- Theatrical release poster
- Directed by: Narayana Chenna
- Written by: Narayana Chenna
- Produced by: Bhikshamaiah Sangam; Ashok Reddy Pendela; Abinandan Ramanujam; Aranyan Ramanujam;
- Starring: Priyadarshi Pulikonda; Shyam; Srinda; Manikandan R. Achari; Niranjana Anoop; Bhadram;
- Cinematography: Jackson; K. P. Sathishkumar;
- Edited by: Anthony
- Music by: Vivek–Abhishek
- Production companies: BS Production House; Yellow Thoughts Creations; AR Talkies;
- Release date: 23 February 2024;
- Running time: 91 minutes
- Country: India
- Language: Telugu

= Thappinchuku Thiruguvadu Dhanyudu Sumathi =

2024 Indian Telugu-language film by Narayana Chenna

Thappinchuku Thiruguvadu Dhanyudu Sumathi is a 2024 Indian Telugu-language crime thriller film written and directed by Narayana Chenna. The film features Priyadarshi Pulikonda, Shyam, Srinda, Manikandan R. Achari, Niranjana Anoop and Bhadram in important roles.
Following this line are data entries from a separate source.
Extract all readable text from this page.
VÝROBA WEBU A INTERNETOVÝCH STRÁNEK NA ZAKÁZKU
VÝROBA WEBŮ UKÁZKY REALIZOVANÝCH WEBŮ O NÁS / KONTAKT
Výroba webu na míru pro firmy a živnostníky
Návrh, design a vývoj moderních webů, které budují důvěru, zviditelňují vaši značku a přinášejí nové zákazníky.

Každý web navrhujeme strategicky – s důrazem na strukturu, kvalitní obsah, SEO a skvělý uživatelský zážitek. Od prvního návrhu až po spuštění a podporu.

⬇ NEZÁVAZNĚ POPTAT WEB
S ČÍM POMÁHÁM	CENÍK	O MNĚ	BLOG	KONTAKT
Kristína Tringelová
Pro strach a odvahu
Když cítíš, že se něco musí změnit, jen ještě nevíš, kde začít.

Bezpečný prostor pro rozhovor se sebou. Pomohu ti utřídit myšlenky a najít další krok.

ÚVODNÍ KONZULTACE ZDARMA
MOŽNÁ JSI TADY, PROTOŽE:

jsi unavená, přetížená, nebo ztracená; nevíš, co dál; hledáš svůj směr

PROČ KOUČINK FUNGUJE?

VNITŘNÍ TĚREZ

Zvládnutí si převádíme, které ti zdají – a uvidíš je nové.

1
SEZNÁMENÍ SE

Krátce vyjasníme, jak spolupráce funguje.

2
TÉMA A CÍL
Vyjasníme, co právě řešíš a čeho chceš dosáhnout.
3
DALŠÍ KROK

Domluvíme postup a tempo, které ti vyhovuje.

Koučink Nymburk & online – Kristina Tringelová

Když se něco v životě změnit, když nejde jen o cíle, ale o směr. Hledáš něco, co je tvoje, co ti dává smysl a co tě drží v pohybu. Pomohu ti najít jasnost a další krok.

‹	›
The film was released on 23 November 2024.

==Cast==
- Priyadarshi Pulikonda
- M. G. Shyam
- Srinda
- Manikandan R. Achari
- Niranjana Anoop
- Bhadram
- Suri Vamsi
- Ranjini George
- Benzi Mathews

== Release ==
Thappinchuku Thiruguvadu Dhanyudu Sumathi was released on 23 February 2024. Post-theatrical digital streaming rights were acquired by Aha and premiered on 28 November 2024.

== Reception ==
Kausalya Rachavelpula of The Hans India gave a rating of 1 out of 5 and stated that "Thappinchuku Tirugu Vadu Dhanyudu Sumathi misses the mark as a compelling thriller. Priyadarshi’s stellar performance is i only redeeming quality, but its not enough to compensate for the lackluster storytelling and technical shortcomings". Vimalatha Reddy of BigTV too gave the same rating and is critical about the screenplay and pacing.